The analysis by Crain’s looked at 35 buildings and found that the property assessments did rise significantly, but they remained below the appraised values

Chicago /
Oct.October 29, 2021 01:12 PM

Cook County Assessor Fritz Kaegi & 1035 W Randolph St (iStock, Sterling Bay)

Many Chicago property owners have complained about an increase in property taxes since Cook County Assessor Fritz Kaegi took office, but a new analysis suggests he may still be underestimating the values.

An analysis of some large Chicago properties by Crain’s Chicago Business shows that despite landlords claiming Kaegi unfairly targeted them, the values he assessed were actually lower when compared with the assessments performed before he took office in 2019.

The AMA Plaza office tower, for example, was appraised by the property’s lender in June with a value of $550.5 million, but Kaegi’s estimate for the tower’s value was $483.4 million. Additionally, the K Square Apartments in Lincoln Park were appraised at $122.5 million in October 2020 and Kaegi’s administration assessed the property value to be $77.5 million. One of the biggest discrepancies comes from the McDonald’s headquarters building in Fulton Market, which was valued at $409 million when it was sold in October 2020. The assessment by Kaegi came out to $213.6 million.

The analysis by Crain’s looked at 35 buildings and found that the property assessments did rise significantly from 2020 and even doubled for 11 of the buildings. Despite that, Kaegi’s new assessments consistently came in below the building’s appraised values. While the property values increased by 91 percent on average from 2020 to 2021, the new values were 24 percent lower than the appraised values.
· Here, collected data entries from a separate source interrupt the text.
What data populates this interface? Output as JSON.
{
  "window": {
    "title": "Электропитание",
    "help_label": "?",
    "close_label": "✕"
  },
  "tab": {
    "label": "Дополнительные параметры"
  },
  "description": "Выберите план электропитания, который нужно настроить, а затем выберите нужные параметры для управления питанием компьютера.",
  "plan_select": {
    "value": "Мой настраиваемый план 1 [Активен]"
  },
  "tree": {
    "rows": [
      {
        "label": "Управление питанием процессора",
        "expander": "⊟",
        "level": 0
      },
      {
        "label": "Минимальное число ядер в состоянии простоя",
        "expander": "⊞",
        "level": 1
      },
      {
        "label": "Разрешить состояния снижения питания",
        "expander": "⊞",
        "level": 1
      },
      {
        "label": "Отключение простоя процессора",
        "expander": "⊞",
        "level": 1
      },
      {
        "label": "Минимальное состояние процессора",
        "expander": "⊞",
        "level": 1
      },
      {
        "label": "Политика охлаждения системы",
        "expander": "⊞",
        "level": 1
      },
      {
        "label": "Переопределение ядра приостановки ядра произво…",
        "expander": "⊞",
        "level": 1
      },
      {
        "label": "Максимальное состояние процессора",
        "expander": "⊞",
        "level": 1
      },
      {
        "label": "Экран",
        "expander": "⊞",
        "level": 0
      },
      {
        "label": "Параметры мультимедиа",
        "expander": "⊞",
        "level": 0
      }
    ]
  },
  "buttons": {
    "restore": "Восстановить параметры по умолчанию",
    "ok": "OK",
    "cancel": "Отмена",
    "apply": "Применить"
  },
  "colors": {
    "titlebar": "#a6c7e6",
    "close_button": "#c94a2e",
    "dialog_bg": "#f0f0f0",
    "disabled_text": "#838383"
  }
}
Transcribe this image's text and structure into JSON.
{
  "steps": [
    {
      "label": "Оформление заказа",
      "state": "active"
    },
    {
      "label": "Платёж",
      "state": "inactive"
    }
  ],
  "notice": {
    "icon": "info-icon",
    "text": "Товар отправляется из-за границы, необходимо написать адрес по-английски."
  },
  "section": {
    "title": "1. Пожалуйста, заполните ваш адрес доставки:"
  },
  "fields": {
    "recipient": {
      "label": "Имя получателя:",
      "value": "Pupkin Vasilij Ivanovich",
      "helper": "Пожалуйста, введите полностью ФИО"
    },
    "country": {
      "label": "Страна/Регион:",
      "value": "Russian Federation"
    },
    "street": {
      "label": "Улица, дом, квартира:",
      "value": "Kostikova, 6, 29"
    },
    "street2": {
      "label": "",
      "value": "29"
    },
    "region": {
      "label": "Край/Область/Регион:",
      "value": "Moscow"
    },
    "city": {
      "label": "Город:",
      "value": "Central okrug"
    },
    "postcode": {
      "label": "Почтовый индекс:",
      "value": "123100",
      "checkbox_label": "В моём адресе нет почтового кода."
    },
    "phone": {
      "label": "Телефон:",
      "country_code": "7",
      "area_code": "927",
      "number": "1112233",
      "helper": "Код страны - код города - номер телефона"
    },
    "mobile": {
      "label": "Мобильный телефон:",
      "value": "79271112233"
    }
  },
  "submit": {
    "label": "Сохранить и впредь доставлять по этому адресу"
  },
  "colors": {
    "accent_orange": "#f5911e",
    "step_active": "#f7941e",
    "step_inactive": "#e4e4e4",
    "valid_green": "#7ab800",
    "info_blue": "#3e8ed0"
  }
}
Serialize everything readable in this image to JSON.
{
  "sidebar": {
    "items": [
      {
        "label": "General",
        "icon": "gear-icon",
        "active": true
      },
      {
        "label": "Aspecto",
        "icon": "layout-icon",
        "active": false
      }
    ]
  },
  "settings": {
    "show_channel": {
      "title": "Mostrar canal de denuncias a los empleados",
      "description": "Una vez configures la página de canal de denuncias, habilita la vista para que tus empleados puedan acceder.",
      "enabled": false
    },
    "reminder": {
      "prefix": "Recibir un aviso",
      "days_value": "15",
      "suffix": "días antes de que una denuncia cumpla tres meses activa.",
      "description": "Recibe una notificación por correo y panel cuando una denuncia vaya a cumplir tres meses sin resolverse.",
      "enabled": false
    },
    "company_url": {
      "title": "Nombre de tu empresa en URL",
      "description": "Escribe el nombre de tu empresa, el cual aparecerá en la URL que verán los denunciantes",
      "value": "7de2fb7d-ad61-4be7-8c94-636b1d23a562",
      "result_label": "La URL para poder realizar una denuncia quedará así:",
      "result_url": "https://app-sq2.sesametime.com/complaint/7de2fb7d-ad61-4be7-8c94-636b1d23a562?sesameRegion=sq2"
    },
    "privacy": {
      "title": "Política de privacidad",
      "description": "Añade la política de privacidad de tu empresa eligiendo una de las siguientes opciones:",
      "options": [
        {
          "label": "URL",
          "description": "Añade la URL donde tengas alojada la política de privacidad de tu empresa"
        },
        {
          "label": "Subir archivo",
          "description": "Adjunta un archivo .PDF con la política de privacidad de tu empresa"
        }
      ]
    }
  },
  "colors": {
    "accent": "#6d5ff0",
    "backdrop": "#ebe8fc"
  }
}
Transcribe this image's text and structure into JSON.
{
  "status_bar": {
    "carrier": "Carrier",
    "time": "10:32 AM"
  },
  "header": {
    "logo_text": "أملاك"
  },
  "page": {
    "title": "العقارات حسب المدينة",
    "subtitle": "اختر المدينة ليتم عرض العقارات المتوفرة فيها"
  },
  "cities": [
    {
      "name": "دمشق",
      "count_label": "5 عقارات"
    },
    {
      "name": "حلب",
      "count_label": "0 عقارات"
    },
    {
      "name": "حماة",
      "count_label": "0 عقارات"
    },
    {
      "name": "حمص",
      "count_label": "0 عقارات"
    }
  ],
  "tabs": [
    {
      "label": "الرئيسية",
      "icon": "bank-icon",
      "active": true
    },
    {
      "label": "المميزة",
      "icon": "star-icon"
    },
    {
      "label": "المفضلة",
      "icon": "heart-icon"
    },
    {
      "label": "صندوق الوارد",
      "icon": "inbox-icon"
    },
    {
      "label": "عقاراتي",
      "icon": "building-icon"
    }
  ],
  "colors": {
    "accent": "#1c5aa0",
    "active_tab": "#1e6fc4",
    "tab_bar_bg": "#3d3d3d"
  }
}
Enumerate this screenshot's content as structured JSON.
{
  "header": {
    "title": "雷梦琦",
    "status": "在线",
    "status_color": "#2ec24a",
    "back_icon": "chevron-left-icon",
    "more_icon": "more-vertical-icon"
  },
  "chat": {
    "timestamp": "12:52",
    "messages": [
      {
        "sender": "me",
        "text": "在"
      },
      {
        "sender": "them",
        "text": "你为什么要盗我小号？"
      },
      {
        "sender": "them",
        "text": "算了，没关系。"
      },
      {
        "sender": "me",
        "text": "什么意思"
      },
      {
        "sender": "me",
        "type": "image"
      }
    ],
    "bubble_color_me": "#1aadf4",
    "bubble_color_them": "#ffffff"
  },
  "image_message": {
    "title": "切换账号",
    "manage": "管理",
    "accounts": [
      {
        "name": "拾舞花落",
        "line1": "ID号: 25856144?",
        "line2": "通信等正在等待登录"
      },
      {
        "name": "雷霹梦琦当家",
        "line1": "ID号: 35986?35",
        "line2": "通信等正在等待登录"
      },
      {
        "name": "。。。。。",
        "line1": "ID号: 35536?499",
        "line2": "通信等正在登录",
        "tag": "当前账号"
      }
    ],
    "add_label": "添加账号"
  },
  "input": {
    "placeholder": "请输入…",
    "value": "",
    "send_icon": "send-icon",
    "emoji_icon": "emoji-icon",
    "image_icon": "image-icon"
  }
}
Since he began his campaign for assessor in 2018, Kaegi has said that his predecessor Joe Berrios had a history of undervaluing commercial properties, which placed a larger tax burden on homeowners. He argues that the commercial assessments would logically have to increase because they were “irrationally low” to begin with.

Joe Berrios faced a federal probe due to reports that he allegedly got kickbacks in exchange for intentionally undervaluing commercial properties. During his eight-year tenure as Cook County assessor and his time as a commissioner on the Cook County Board of Review before that, Berrios’ campaign raised millions of dollars from lawyers representing property owners seeking to reduce their taxes.

Kaegi’s assessments have led to a major shift in the Cook County tax base. In 2018, residential properties made up 48 percent of the total assessed value in the eight Chicago townships and commercial properties made up the remaining 52 percent. Now, the residential properties account for 37 percent of the total assessed value, with commercial properties making up the remaining 63 percent.

Commercial landlords have accused Kaegi of trying to score political points with homeowners, but he says he is just trying to get the numbers right.